ANOTHER VOICE HEARD FROM….In the New York Times today, former Treasury Secretary Paul O’Neill lobs a bomb at what he calls George Bush’s “tepid” plan for Social Security privatization. Here’s what he thinks we need:
We should ask ourselves what would be a worthy aspiration for the financial security of retired Americans in the years ahead. My answer is that we should establish a process that will produce a substantial annuity for every American at retirement age.
By substantial, I mean at least $1 million.
O’Neill doesn’t provide many details, but he does say that everyone over 35 should be left in the current system. Only young people would be part of his program to provide every worker with a $1 million nest egg by the time they retire.
Of course, he warns us that “the social policy technocrats” will have a few wee questions about how we’re going to accomplish this. That’s my cue, isn’t it? So here are my wee questions. (Note: I assume that O’Neill means a million bucks in today’s dollars, so everything that follows is also calculated in today’s dollars.)
First, O’Neill seems to think that we can keep the payroll tax intact at its current rate of 12.4%, which will provide young people with enough money to fund these new accounts. But assuming a 5% real return over a working life of 45 years, building a nest egg of $1 million requires contributions of $6,000 per year, and at 12.4% you can only contribute this amount if your income is $48,000 or more. More than half the country couldn’t do it.
What to do? O’Neill suggests only that the federal government could make up the difference. In other words, good old government transfer payments would continue to do a booming business.
But let’s assume we could do this anyway. Maybe people will work longer. Maybe returns will be higher. Maybe O’Neill is even more optimistic about wage growth than I am. What would the system look like in, say, 70 years, after all of today’s 35-year-olds are dead and the new system has completely taken over?
This is all back of the envelope, but I figure the population of retired people in 2075 will be around 100 million, give or take a bit. At $1 million each, that’s a total of $100 trillion in investments.
The total market capitalization of all public companies in the United States is about $12 trillion today. At a long term real growth rate of 3%, that number will be roughly $100 trillion in 2075.

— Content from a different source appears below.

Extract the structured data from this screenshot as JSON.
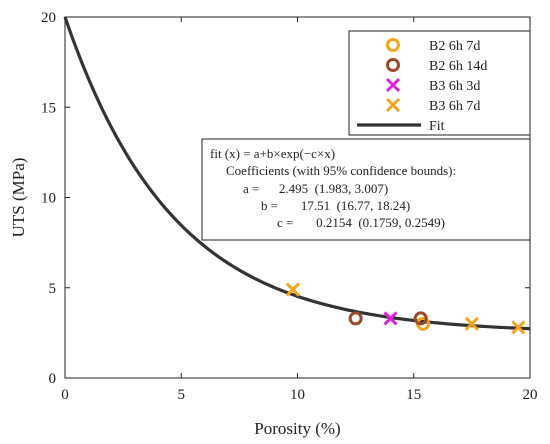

In other words, retirees would own everything. That’s a bit of a bleak future for everyone else, isn’t it?
The transition costs would be a little steep too, wouldn’t they? Just for starters, O’Neill says that everyone under 35 would stop paying into the current system and would instead put their payroll taxes into private accounts. Everyone over 35 would continue to get normal Social Security benefits.
Fast forward 30 years and what do you have? Everyone over 35 is retired, so there’s no one left paying into the system. Not one penny. And yet all those folks who are over 35 today will still be collecting benefits. In current dollars, you can figure that’s about $1 trillion per year being paid out in benefits with zero taxes to cover it. Hmmm.
So what’s going on? Am I missing something huge and fundamental here? Because unless I am, O’Neill is talking out his ass, substituting airy nonsense about the “courage to dream big” for an actual plan with actual numbers attached to it.
Of course, maybe I am missing something huge and fundamental. But what? Show me the numbers, Paul.